In a further embodiment, the present invention provides a method as described herein, wherein the nucleic acid amplification is selected from the group consisting of real-time PCR, real-time quantitative PCR, reverse transcription real-time PCR, reverse transcription real-time quantitative PCR, droplet digital PCR, ligase chain reaction, Recombinase-Polymerase Amplification, loop-mediated isothermal amplification, reverse-transcription LAMP, strand displacement amplification, transcription-mediated amplification, transcription-free isothermal amplification, repair chain reaction amplification; ligase chain reaction amplification, gap filling ligase chain reaction amplification, coupled ligase detection and PCR, and Nucleic Acid Sequenced Based Amplification and RNA transcription-free amplification.

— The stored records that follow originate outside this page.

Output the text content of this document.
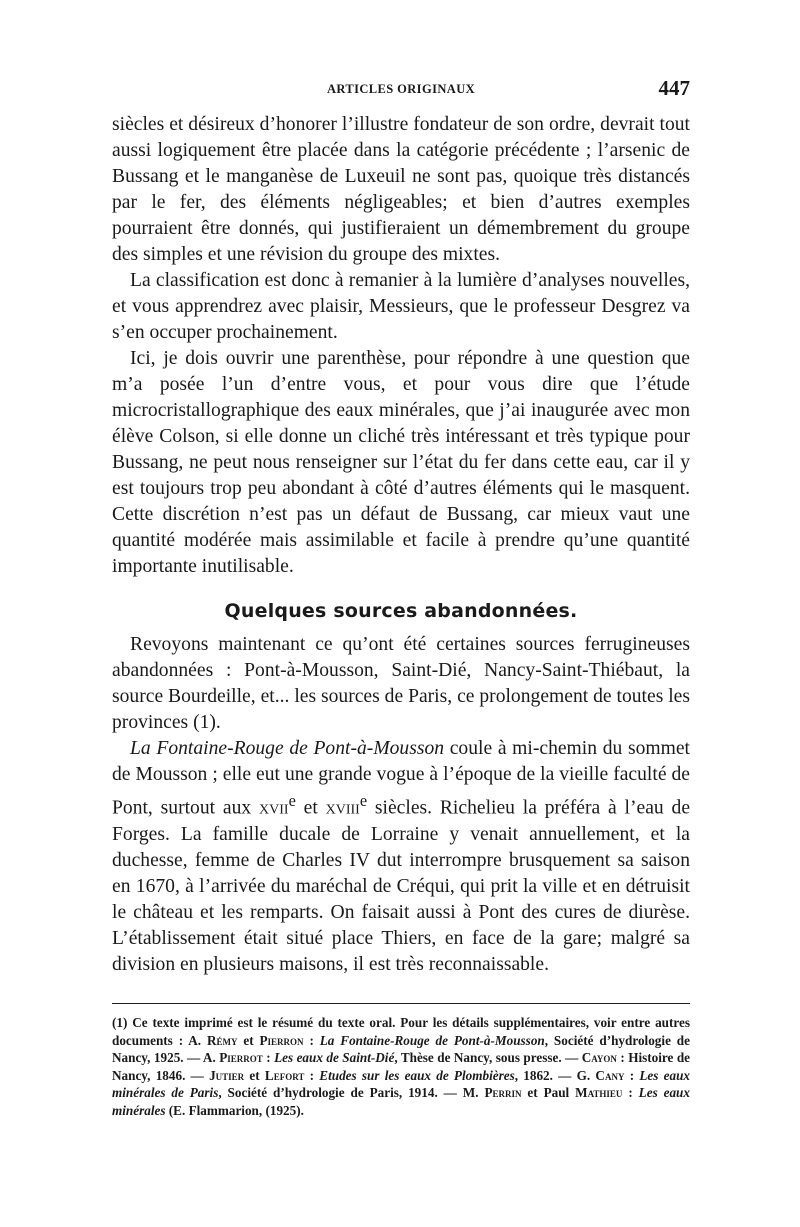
ARTICLES ORIGINAUX	447

siècles et désireux d’honorer l’illustre fondateur de son ordre, devrait tout aussi logiquement être placée dans la catégorie précédente ; l’arsenic de Bussang et le manganèse de Luxeuil ne sont pas, quoique très distancés par le fer, des éléments négligeables; et bien d’autres exemples pourraient être donnés, qui justifieraient un démembrement du groupe des simples et une révision du groupe des mixtes.

La classification est donc à remanier à la lumière d’analyses nouvelles, et vous apprendrez avec plaisir, Messieurs, que le professeur Desgrez va s’en occuper prochainement.

Ici, je dois ouvrir une parenthèse, pour répondre à une question que m’a posée l’un d’entre vous, et pour vous dire que l’étude microcristallographique des eaux minérales, que j’ai inaugurée avec mon élève Colson, si elle donne un cliché très intéressant et très typique pour Bussang, ne peut nous renseigner sur l’état du fer dans cette eau, car il y est toujours trop peu abondant à côté d’autres éléments qui le masquent. Cette discrétion n’est pas un défaut de Bussang, car mieux vaut une quantité modérée mais assimilable et facile à prendre qu’une quantité importante inutilisable.

Quelques sources abandonnées.

Revoyons maintenant ce qu’ont été certaines sources ferrugineuses abandonnées : Pont-à-Mousson, Saint-Dié, Nancy-Saint-Thiébaut, la source Bourdeille, et... les sources de Paris, ce prolongement de toutes les provinces (1).

La Fontaine-Rouge de Pont-à-Mousson coule à mi-chemin du sommet de Mousson ; elle eut une grande vogue à l’époque de la vieille faculté de Pont, surtout aux xvii$^e$ et xviii$^e$ siècles. Richelieu la préféra à l’eau de Forges. La famille ducale de Lorraine y venait annuellement, et la duchesse, femme de Charles IV dut interrompre brusquement sa saison en 1670, à l’arrivée du maréchal de Créqui, qui prit la ville et en détruisit le château et les remparts. On faisait aussi à Pont des cures de diurèse. L’établissement était situé place Thiers, en face de la gare; malgré sa division en plusieurs maisons, il est très reconnaissable.

(1) Ce texte imprimé est le résumé du texte oral. Pour les détails supplémentaires, voir entre autres documents : A. Rémy et Pierron : La Fontaine-Rouge de Pont-à-Mousson, Société d’hydrologie de Nancy, 1925. — A. Pierrot : Les eaux de Saint-Dié, Thèse de Nancy, sous presse. — Cayon : Histoire de Nancy, 1846. — Jutier et Lefort : Etudes sur les eaux de Plombières, 1862. — G. Cany : Les eaux minérales de Paris, Société d’hydrologie de Paris, 1914. — M. Perrin et Paul Mathieu : Les eaux minérales (E. Flammarion, (1925).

In a further embodiment, the present invention provides a nucleic acid sample prepared by a method as described herein.

In another embodiment, the present invention provides a method of detecting nucleic acids in a sample comprising: contacting a sample comprising nucleic acids with a composition comprising a quaternary ammonium compound, a denaturing agent and a precipitating agent to form a reaction sample; optionally diluting the reaction sample; and performing nucleic acid amplification on the sample.

In a further embodiment, the present invention provides a method as described herein, wherein contacting the sample with the composition renders an infectious agent in the sample non-infectious.

In another embodiment, the present invention provides a sample preparation composition comprising a quaternary ammonium compound, a denaturing agent and a precipitating agent.

In another embodiment, the present invention provides a sample preparation composition as described herein, wherein the quaternary ammonium compound is betaine.